Excited to share our new paper, out now in JEP:General, exploring variation in risk and time preferences among kids of four cultures: the US, India, Toba/Qom children in Argentina, and hunter-horticulturalist Shuar children in Ecuador. Click here for a PDF of the pre-print!


"Risk and time preferences have often been viewed as reflecting inherent traits such as impatience and self-control. Here, we offer an alternative perspective, arguing that they are flexible and environmentally informed. In Study 1, we investigated risk and time preferences among children in the United States, India, and Argentina, as well as forager-horticulturalist Shuar children in Amazonian Ecuador.

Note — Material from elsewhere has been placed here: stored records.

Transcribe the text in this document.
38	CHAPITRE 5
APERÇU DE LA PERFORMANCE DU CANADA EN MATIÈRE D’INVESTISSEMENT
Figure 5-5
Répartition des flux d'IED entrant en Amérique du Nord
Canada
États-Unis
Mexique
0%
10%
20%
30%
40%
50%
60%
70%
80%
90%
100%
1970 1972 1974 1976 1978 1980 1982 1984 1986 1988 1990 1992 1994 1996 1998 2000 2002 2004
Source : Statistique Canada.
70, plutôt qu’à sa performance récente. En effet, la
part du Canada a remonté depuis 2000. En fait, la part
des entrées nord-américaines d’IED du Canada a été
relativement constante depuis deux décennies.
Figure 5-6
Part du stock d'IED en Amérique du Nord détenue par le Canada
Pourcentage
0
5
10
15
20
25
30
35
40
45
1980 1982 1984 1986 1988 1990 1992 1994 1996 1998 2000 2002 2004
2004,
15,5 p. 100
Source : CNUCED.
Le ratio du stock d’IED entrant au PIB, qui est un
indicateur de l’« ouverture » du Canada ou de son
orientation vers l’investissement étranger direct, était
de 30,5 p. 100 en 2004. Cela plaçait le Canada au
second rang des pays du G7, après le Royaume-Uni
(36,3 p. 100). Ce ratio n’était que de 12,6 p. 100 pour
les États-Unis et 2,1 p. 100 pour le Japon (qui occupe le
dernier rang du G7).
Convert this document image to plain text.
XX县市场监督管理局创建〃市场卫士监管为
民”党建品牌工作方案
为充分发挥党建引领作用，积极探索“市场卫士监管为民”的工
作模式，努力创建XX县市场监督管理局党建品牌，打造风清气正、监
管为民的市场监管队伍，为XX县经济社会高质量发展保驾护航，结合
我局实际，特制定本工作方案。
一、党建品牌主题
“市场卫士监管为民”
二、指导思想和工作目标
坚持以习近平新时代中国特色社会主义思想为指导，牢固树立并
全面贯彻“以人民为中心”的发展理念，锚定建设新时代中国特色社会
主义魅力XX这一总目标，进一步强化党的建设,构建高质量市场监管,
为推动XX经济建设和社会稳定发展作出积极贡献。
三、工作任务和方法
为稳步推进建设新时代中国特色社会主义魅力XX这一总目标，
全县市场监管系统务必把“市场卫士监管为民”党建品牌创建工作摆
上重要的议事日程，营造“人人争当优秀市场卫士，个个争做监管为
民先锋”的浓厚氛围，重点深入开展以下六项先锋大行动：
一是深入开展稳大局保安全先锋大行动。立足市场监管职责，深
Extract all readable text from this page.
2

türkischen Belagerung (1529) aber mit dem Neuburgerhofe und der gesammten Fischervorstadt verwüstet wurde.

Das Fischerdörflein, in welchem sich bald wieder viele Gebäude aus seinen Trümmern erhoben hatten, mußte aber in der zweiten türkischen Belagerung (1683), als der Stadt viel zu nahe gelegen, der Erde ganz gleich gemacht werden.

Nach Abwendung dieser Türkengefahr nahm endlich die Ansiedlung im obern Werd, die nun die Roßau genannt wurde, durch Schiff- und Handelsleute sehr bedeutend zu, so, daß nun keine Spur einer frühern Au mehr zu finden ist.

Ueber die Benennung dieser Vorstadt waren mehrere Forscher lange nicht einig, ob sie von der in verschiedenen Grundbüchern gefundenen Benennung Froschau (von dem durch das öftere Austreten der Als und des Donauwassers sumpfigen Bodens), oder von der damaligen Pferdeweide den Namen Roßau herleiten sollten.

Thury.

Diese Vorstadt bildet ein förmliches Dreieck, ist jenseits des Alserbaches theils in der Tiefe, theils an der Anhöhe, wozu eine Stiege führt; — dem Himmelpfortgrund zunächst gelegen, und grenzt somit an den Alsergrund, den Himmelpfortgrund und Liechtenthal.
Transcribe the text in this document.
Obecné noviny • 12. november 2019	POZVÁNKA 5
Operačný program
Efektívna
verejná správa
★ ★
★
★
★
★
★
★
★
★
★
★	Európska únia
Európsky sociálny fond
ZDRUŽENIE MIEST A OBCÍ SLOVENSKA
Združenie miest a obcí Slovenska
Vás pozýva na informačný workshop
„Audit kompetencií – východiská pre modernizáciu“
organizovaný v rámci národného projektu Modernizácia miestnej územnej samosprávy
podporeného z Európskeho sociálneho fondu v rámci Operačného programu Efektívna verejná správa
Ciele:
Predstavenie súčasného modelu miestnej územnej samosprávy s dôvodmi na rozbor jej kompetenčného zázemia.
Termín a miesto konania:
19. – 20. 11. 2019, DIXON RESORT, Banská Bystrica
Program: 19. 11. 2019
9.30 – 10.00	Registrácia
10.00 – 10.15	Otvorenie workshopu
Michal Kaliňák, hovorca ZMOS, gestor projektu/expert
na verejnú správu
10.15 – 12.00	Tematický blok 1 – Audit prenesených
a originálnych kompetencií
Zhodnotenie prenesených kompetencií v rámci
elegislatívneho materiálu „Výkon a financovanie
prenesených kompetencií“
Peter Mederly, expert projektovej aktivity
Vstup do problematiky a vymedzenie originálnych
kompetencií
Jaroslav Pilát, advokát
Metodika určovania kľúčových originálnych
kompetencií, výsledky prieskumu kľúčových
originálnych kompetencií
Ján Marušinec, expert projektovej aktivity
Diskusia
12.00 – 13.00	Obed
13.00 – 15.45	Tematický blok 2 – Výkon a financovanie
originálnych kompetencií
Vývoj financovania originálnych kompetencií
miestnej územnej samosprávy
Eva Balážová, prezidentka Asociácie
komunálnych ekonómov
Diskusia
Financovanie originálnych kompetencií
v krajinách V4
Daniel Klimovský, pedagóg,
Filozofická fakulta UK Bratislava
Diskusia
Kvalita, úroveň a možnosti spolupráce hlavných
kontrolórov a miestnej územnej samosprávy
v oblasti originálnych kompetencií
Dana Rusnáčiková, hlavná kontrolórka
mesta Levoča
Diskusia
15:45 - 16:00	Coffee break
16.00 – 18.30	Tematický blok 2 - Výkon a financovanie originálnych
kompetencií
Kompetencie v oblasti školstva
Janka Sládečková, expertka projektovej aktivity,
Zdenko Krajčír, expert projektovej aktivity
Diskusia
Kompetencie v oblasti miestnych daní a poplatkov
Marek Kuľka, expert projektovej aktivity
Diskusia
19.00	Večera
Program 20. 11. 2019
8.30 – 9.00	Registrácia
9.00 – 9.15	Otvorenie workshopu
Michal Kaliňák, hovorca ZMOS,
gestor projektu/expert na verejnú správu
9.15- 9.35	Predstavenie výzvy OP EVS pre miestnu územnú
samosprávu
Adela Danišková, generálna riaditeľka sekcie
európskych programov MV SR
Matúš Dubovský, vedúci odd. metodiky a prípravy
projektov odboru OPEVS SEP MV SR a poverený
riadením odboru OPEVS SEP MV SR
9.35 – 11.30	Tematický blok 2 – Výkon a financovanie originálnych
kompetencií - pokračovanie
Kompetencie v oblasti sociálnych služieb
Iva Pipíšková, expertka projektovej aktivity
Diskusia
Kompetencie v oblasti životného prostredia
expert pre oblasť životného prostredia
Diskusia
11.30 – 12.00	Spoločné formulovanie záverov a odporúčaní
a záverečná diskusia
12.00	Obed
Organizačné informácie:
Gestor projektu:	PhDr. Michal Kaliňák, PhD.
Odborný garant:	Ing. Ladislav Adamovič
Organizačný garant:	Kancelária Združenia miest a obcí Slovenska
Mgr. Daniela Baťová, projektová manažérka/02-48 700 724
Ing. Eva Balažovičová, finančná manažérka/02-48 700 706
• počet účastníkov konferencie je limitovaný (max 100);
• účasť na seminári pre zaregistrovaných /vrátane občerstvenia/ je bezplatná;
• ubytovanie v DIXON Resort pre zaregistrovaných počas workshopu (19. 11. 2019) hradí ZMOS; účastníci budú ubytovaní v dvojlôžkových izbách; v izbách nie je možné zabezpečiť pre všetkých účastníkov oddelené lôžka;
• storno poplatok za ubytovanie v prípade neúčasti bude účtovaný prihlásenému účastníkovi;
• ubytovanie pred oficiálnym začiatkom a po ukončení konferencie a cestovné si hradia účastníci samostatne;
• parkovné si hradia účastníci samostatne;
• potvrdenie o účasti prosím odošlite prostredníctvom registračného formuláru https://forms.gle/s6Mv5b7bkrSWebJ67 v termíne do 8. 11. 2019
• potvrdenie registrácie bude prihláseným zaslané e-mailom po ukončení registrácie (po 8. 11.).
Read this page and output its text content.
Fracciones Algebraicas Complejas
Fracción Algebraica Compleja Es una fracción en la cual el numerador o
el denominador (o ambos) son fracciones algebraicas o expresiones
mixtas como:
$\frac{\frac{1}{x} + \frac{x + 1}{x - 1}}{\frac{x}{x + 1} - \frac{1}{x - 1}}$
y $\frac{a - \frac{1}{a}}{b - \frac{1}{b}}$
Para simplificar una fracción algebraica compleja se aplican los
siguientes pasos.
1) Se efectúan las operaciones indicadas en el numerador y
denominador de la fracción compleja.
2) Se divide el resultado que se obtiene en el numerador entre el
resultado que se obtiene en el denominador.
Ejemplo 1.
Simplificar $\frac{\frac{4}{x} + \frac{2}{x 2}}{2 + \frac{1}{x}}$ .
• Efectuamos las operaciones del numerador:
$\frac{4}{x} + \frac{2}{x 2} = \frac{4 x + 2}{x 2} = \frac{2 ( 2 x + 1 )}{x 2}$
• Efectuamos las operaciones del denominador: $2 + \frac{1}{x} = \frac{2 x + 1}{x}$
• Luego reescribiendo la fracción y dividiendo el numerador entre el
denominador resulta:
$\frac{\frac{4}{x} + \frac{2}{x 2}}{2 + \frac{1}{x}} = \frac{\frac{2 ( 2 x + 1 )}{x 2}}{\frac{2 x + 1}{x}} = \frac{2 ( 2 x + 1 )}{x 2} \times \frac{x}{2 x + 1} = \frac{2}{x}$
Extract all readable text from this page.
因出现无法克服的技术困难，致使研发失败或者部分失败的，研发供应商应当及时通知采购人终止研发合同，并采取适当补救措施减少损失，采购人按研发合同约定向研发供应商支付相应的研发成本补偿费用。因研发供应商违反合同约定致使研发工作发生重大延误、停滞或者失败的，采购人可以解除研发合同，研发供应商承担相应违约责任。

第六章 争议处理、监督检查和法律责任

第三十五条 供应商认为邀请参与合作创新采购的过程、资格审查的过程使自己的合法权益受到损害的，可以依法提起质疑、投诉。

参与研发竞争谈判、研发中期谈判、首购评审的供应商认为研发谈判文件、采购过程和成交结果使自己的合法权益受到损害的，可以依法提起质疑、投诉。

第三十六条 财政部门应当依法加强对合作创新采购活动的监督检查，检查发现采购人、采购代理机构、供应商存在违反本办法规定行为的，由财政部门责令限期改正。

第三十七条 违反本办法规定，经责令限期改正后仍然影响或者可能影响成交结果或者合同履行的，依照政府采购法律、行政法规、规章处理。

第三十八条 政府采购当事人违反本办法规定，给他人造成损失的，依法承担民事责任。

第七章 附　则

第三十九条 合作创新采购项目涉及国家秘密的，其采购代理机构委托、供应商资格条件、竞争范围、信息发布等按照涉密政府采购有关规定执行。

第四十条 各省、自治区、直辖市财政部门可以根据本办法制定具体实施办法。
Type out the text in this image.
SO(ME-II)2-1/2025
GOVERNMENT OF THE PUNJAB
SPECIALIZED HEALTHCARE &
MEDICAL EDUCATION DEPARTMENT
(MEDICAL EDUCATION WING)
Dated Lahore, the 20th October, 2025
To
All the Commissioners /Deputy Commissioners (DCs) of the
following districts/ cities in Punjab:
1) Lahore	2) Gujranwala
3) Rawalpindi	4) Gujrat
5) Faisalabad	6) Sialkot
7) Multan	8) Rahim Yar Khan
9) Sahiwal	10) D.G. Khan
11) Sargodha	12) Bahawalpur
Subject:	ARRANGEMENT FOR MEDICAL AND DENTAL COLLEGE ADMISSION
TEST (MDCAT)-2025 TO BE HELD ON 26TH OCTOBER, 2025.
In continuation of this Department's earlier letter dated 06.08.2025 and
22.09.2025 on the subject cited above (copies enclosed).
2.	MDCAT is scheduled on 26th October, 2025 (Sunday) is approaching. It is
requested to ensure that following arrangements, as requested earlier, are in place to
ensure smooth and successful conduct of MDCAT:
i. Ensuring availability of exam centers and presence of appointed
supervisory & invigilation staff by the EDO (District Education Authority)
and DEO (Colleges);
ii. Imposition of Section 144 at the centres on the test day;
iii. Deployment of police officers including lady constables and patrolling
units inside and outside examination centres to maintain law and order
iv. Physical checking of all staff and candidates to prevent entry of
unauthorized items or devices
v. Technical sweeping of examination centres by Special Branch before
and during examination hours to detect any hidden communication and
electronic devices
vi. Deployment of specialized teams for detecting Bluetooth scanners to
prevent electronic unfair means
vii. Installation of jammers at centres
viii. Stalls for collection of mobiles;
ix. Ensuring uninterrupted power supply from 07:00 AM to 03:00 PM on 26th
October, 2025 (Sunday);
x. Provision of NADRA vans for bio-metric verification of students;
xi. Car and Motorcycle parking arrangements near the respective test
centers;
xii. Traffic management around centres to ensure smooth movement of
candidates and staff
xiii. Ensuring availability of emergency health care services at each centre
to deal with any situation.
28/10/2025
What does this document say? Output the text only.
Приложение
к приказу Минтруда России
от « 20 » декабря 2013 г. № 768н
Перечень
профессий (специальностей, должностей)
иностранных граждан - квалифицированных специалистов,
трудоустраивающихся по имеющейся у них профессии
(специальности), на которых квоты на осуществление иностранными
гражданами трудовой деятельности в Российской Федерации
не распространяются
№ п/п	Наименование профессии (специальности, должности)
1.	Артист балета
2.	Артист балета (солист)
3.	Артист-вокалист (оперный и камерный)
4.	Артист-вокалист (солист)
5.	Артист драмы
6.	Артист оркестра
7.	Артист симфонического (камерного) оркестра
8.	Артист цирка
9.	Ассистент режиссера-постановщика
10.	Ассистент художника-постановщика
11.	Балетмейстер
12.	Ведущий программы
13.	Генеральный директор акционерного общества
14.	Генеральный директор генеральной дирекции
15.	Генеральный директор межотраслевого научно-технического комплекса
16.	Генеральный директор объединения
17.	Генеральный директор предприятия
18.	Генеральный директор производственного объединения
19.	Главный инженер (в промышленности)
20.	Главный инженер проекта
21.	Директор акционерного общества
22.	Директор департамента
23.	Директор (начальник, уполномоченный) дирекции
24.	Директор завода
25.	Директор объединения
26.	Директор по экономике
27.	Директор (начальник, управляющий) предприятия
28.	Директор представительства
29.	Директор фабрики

We find striking cross-cultural differences in behavior: children in India, the United States, and Argentina are more risk-seeking and future-oriented, whereas Shuar children are more risk-averse and exhibit more heterogeneous time preferences, on average preferring more today choices. To explore 1 of the socioecological forces that may be shaping these preferences, in Study 2, we compared the behavior of more and less market-integrated Shuar children, finding that those in market-integrated regions are more future-oriented and risk-seeking. These findings indicate that cross-cultural differences in risk and time preferences can be traced into childhood and may be influenced by the local environment. More broadly, our results contribute to a growing understanding of plasticity and variation in the development of behavior."